A College Girl's Maine Requirement
WHEN Julia, the No. 1 granddaughter, left last fall to resume her college studies in Massachusetts, I dropped her a loving note, and for want of brownies I tucked a $20 bill into the envelope and sealed it with a kiss. I have a thank-you from Julie, and she says she used the money to buy some drinking water. ``The water here is awful!'' she writes. Here at home the University of Maine is asking for a $36.8 million state bond issue to upgrade its educational facilities (including physical culture and recreation) and I am pleased to see the proposal hasn't one word about improving the drinking water. This isn't a burning educational issue with us, whereas in her much higher-priced educational environment Julie needs bottled water in her dorm room.
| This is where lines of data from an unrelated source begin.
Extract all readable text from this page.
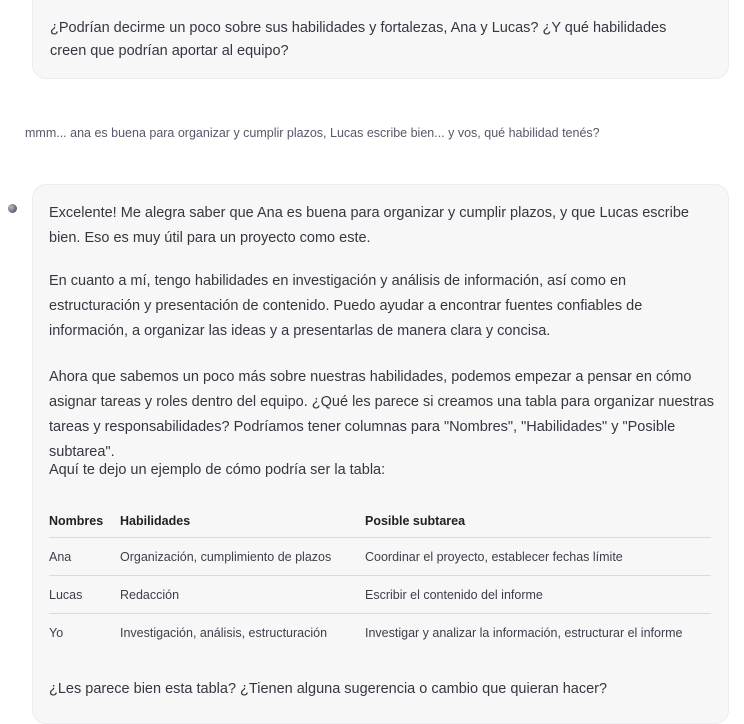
¿Podrían decirme un poco sobre sus habilidades y fortalezas, Ana y Lucas? ¿Y qué habilidades creen que podrían aportar al equipo?
mmm... ana es buena para organizar y cumplir plazos, Lucas escribe bien... y vos, qué habilidad tenés?
Excelente! Me alegra saber que Ana es buena para organizar y cumplir plazos, y que Lucas escribe bien. Eso es muy útil para un proyecto como este.
En cuanto a mí, tengo habilidades en investigación y análisis de información, así como en estructuración y presentación de contenido. Puedo ayudar a encontrar fuentes confiables de información, a organizar las ideas y a presentarlas de manera clara y concisa.
Ahora que sabemos un poco más sobre nuestras habilidades, podemos empezar a pensar en cómo asignar tareas y roles dentro del equipo. ¿Qué les parece si creamos una tabla para organizar nuestras tareas y responsabilidades? Podríamos tener columnas para "Nombres", "Habilidades" y "Posible subtarea".
Aquí te dejo un ejemplo de cómo podría ser la tabla:
Nombres	Habilidades	Posible subtarea
Ana	Organización, cumplimiento de plazos	Coordinar el proyecto, establecer fechas límite
Lucas	Redacción	Escribir el contenido del informe
Yo	Investigación, análisis, estructuración	Investigar y analizar la información, estructurar el informe
¿Les parece bien esta tabla? ¿Tienen alguna sugerencia o cambio que quieran hacer?
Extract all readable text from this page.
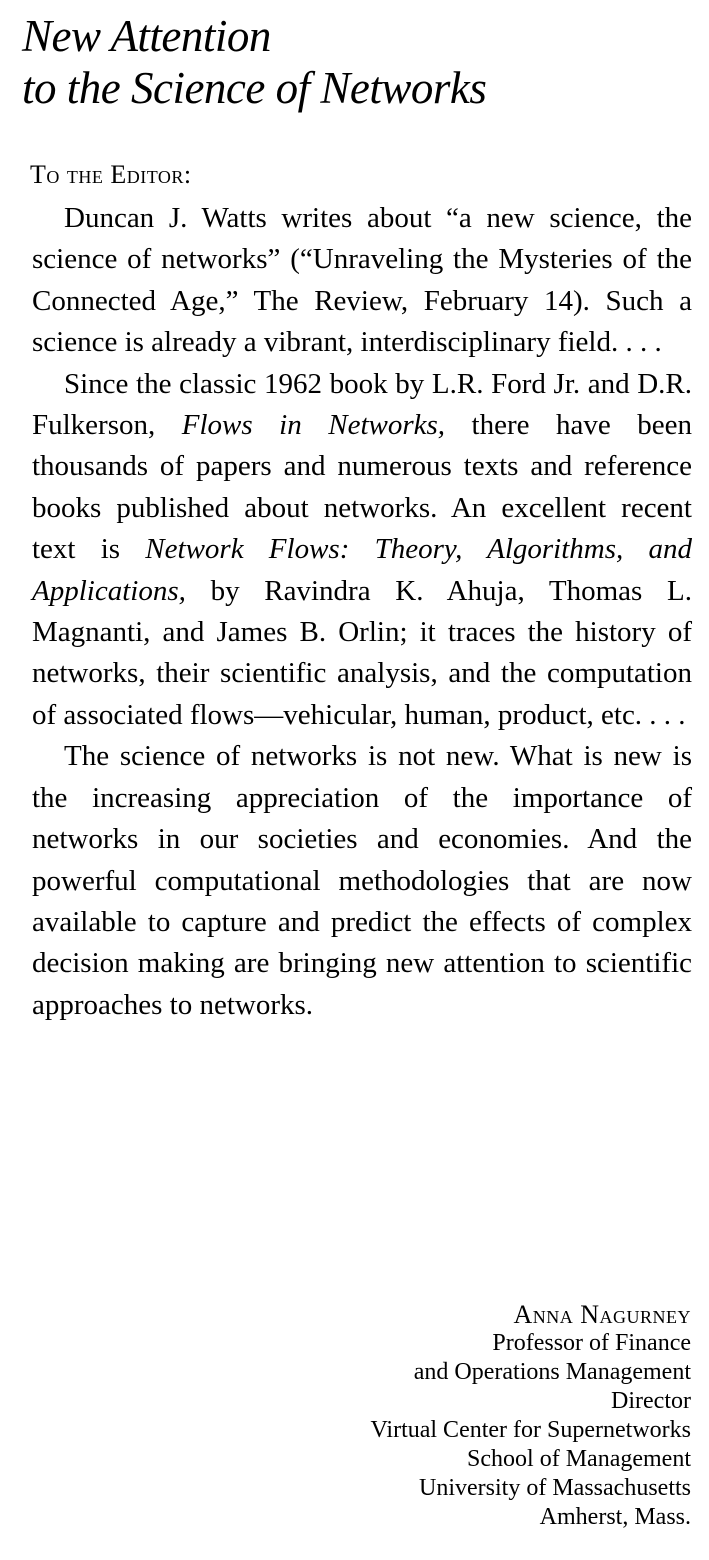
New Attention
to the Science of Networks
To the Editor:

Duncan J. Watts writes about “a new science, the science of networks” (“Unraveling the Mysteries of the Connected Age,” The Review, February 14). Such a science is already a vibrant, interdisciplinary field. . . .

Since the classic 1962 book by L.R. Ford Jr. and D.R. Fulkerson, Flows in Networks, there have been thousands of papers and numerous texts and reference books published about networks. An excellent recent text is Network Flows: Theory, Algorithms, and Applications, by Ravindra K. Ahuja, Thomas L. Magnanti, and James B. Orlin; it traces the history of networks, their scientific analysis, and the computation of associated flows—vehicular, human, product, etc. . . .

The science of networks is not new. What is new is the increasing appreciation of the importance of networks in our societies and economies. And the powerful computational methodologies that are now available to capture and predict the effects of complex decision making are bringing new attention to scientific approaches to networks.

Anna Nagurney
Professor of Finance
and Operations Management
Director
Virtual Center for Supernetworks
School of Management
University of Massachusetts
Amherst, Mass.
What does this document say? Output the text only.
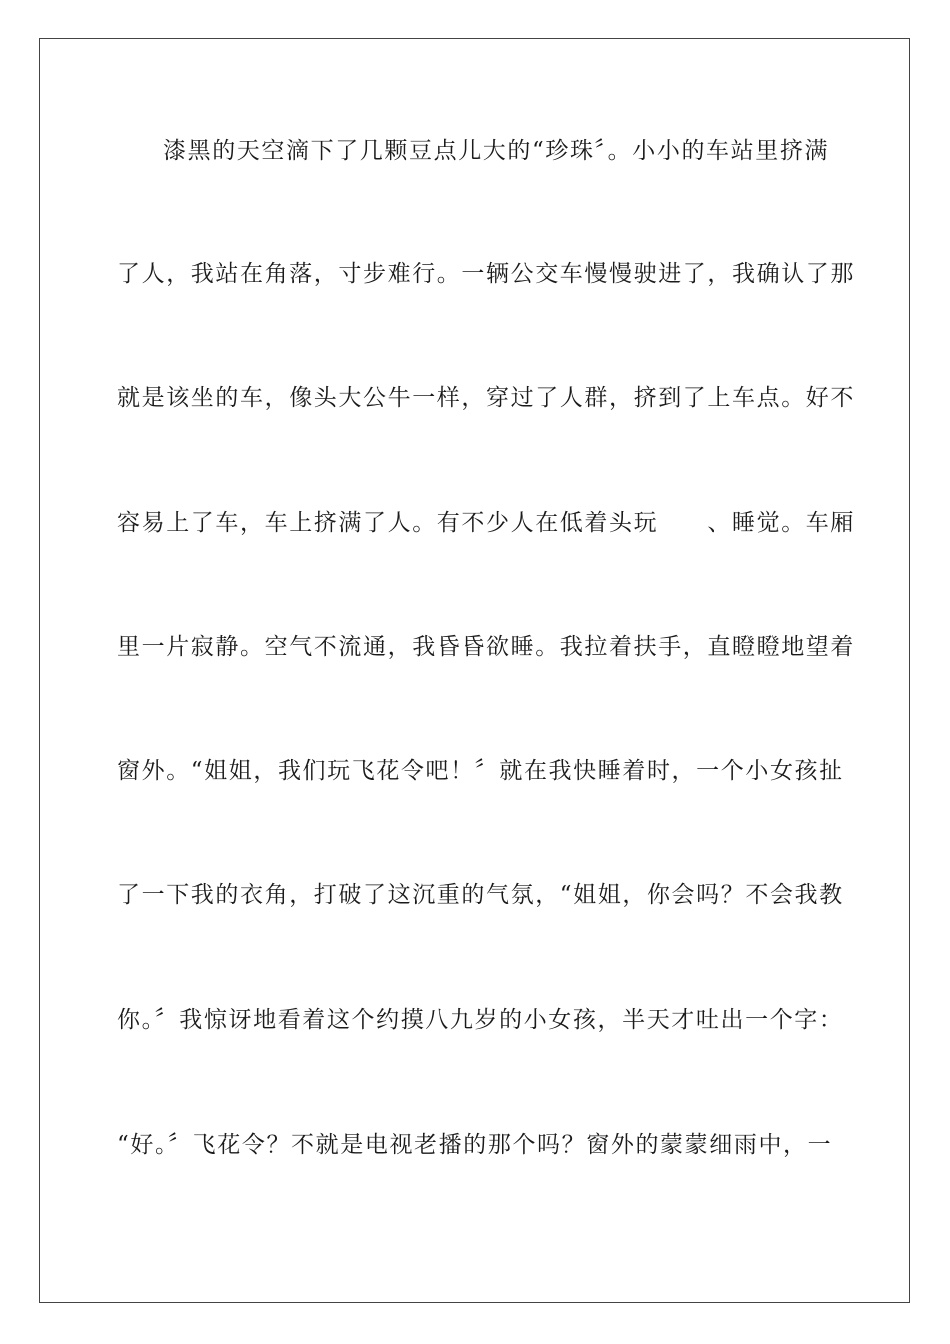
漆黑的天空滴下了几颗豆点儿大的“珍珠〞。小小的车站里挤满
了人，我站在角落，寸步难行。一辆公交车慢慢驶进了，我确认了那
就是该坐的车，像头大公牛一样，穿过了人群，挤到了上车点。好不
容易上了车，车上挤满了人。有不少人在低着头玩　　、睡觉。车厢
里一片寂静。空气不流通，我昏昏欲睡。我拉着扶手，直瞪瞪地望着
窗外。“姐姐，我们玩飞花令吧！〞就在我快睡着时，一个小女孩扯
了一下我的衣角，打破了这沉重的气氛，“姐姐，你会吗？不会我教
你。〞我惊讶地看着这个约摸八九岁的小女孩，半天才吐出一个字：
“好。〞飞花令？不就是电视老播的那个吗？窗外的蒙蒙细雨中，一
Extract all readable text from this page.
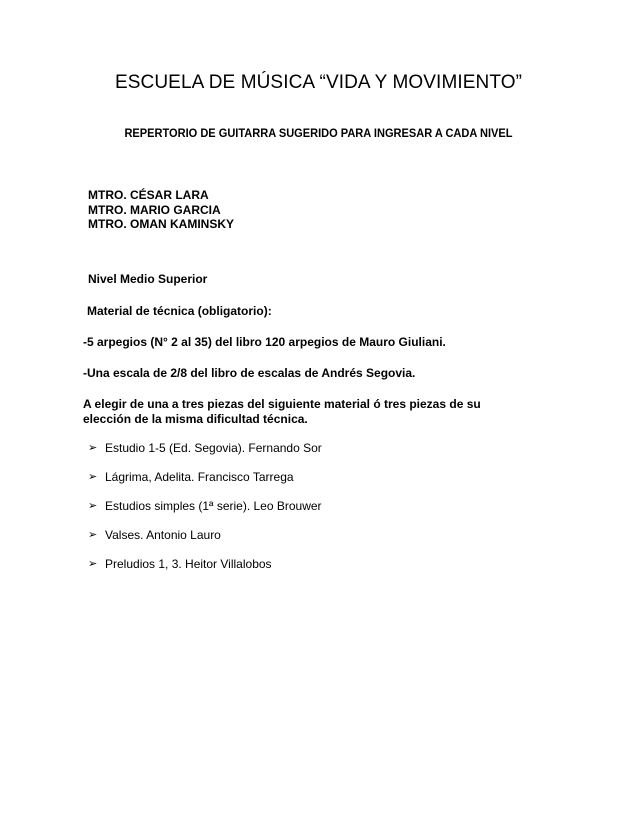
ESCUELA DE MÚSICA “VIDA Y MOVIMIENTO”
REPERTORIO DE GUITARRA SUGERIDO PARA INGRESAR A CADA NIVEL
MTRO. CÉSAR LARA
MTRO. MARIO GARCIA
MTRO. OMAN KAMINSKY
Nivel Medio Superior
Material de técnica (obligatorio):
-5 arpegios (N° 2 al 35) del libro 120 arpegios de Mauro Giuliani.
-Una escala de 2/8 del libro de escalas de Andrés Segovia.
A elegir de una a tres piezas del siguiente material ó tres piezas de su elección de la misma dificultad técnica.
➢ Estudio 1-5 (Ed. Segovia). Fernando Sor
➢ Lágrima, Adelita. Francisco Tarrega
➢ Estudios simples (1ª serie). Leo Brouwer
➢ Valses. Antonio Lauro
➢ Preludios 1, 3. Heitor Villalobos
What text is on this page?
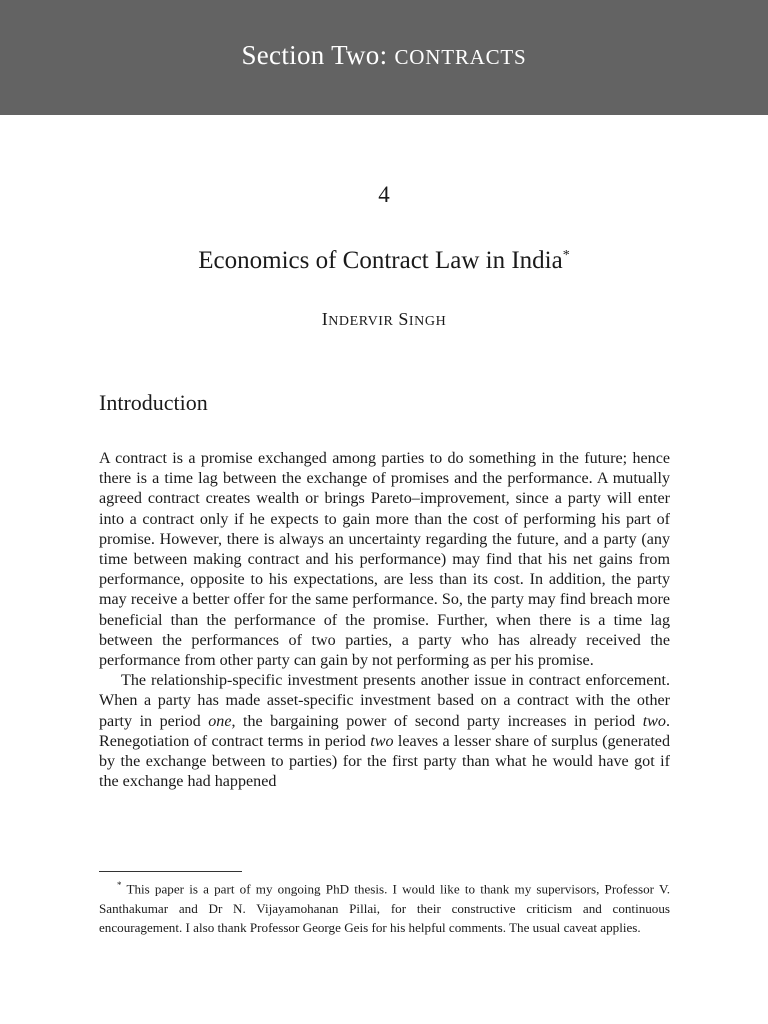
Section Two: CONTRACTS
4
Economics of Contract Law in India*
INDERVIR SINGH
Introduction

A contract is a promise exchanged among parties to do something in the future; hence there is a time lag between the exchange of promises and the performance. A mutually agreed contract creates wealth or brings Pareto–improvement, since a party will enter into a contract only if he expects to gain more than the cost of performing his part of promise. However, there is always an uncertainty regarding the future, and a party (any time between making contract and his performance) may find that his net gains from performance, opposite to his expectations, are less than its cost. In addition, the party may receive a better offer for the same performance. So, the party may find breach more beneficial than the performance of the promise. Further, when there is a time lag between the performances of two parties, a party who has already received the performance from other party can gain by not performing as per his promise.

The relationship-specific investment presents another issue in contract enforcement. When a party has made asset-specific investment based on a contract with the other party in period one, the bargaining power of second party increases in period two. Renegotiation of contract terms in period two leaves a lesser share of surplus (generated by the exchange between to parties) for the first party than what he would have got if the exchange had happened

* This paper is a part of my ongoing PhD thesis. I would like to thank my supervisors, Professor V. Santhakumar and Dr N. Vijayamohanan Pillai, for their constructive criticism and continuous encouragement. I also thank Professor George Geis for his helpful comments. The usual caveat applies.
Which means I am not necessarily the doting grandfather lavishing his largess on his pretty descendant, but am, rather, something like a bond issue taking up the slack for a college that needs a new well.
One of the better bits of Maine history has to do with the gushing spring of pure water on Ricker Hill in the town of Poland, around which the Ricker family built a huge resort hotel. In the late 1700s a couple of travelers came to the Ricker place, and although the new house was far from finished, they were given suppers and beds, and fed well in the morning before they walked along.
This gave the Rickers the idea of keeping an inn, and the new home was called the ``Mansion House'' and became the start of a resort hotel complex that was famous the world over. It was to be quite a few years before the Poland Spring Water became a part of the business.
The spring had been no more than a watering place in the Ricker pasture - not unlike many other springs in that area of Maine. They are fed by subterranean veins from the eastern slope of the White Mountains, and have a purity that excels.
The first bottle fetched 15 cents, and within a year shipments were measured by the hundreds of barrels. The big Poland Spring Hotel, just about covering the top of the hill, burned flat on July 4, 1975, and brought an end to the resort business, but spring water is still shipped all over the world.
Here at home, Julie lives within a couple of long stones' throws of famous Poland Spring. Thus it is.